Open source vulnerability scanner for AI-generated code.

Prbl finds the security vulnerabilities that AI coding tools 
produce systematically — the patterns that exist because of 
how LLMs were trained, not because of developer mistakes.

## What it detects

- **PRBL-C001** — Hardcoded credentials and fallback secrets  
  `CWE-798 · OWASP A07 · #7 most critical web security risk`  
  Detects API keys, passwords, and tokens hardcoded directly in source
  code. Also catches the AI-specific fallback pattern:
  `process.env.SECRET || 'default_value'` where the fallback becomes
  the live secret for any deployment missing the environment variable.

- **PRBL-R001** — Weak randomness in security contexts  
  `CWE-338 · OWASP A04 · #4 most critical web security risk`  
  Flags Math.random(), random.random(), and related functions when used
  to generate tokens, session IDs, passwords, or OTPs. These functions
  are not cryptographically secure — their output is predictable.

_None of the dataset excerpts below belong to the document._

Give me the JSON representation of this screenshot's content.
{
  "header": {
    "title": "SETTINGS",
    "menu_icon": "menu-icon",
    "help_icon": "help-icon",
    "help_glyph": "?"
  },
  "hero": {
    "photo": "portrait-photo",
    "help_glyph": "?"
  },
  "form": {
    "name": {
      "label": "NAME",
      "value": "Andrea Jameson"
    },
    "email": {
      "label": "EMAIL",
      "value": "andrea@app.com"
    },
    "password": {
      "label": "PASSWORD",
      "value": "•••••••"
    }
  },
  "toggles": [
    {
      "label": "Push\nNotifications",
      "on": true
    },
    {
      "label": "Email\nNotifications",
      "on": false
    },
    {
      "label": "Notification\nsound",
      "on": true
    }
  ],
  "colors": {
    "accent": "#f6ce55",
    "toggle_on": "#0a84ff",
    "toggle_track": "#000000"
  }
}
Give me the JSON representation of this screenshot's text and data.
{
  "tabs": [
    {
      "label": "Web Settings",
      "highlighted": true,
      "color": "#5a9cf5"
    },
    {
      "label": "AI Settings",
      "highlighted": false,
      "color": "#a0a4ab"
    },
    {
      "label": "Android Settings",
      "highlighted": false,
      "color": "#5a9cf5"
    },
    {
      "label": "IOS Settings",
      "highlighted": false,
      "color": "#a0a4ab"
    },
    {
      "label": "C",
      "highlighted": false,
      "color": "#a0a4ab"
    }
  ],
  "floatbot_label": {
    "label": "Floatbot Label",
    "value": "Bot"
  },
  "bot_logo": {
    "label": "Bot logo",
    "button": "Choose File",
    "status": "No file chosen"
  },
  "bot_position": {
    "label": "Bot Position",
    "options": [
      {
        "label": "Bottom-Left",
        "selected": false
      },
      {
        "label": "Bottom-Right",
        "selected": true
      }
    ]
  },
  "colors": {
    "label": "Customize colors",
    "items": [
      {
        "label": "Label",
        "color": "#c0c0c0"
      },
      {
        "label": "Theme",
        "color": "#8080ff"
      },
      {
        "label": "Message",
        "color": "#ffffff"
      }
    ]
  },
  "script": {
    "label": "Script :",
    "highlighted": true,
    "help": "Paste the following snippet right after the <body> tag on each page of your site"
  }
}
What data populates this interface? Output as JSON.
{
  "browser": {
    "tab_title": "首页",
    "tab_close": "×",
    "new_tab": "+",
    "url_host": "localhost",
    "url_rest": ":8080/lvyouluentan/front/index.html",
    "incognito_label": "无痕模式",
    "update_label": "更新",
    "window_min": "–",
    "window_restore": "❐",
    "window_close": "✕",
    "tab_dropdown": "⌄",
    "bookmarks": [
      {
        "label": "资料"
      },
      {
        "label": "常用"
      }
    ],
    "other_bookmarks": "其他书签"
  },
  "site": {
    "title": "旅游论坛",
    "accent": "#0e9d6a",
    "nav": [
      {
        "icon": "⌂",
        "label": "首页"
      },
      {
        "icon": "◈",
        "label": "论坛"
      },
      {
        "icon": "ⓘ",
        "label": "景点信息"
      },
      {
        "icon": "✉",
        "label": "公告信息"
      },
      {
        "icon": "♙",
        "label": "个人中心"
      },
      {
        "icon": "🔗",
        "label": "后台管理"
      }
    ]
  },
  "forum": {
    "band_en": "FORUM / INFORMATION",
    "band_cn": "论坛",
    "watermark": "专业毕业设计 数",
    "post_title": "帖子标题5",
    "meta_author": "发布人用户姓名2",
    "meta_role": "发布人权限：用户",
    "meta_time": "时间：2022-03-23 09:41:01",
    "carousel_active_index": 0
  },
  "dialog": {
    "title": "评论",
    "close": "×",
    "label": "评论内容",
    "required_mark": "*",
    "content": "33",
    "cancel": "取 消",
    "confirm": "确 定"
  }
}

- **PRBL-I001** — SQL injection including multi-line patterns  
  `CWE-89 · OWASP A05 · #5 most critical web security risk`  
  Detects user input concatenated or interpolated into SQL queries,
  including multi-line query construction patterns that most scanners miss.

- **PRBL-I002** — Command injection  
  `CWE-78 · OWASP A05 · #5 most critical web security risk`  
  Detects user input passed to shell commands via exec, spawn, system,
  popen, subprocess.run, and shell=True.

- **PRBL-I003** — Code injection (eval/exec)  
  `CWE-94/95 · OWASP A05 · #5 most critical web security risk`  
  Detects user input passed to eval(), exec(), new Function(), or
  compile(). Gives an attacker full code execution on the server.

- **PRBL-A001** — Missing access control including serverless handlers  
  `CWE-862 · OWASP A01 · #1 most critical web security risk`  
  Detects route handlers and serverless functions that perform sensitive
  operations (database access, payment processing, user data) with no
  visible authentication or authorization check.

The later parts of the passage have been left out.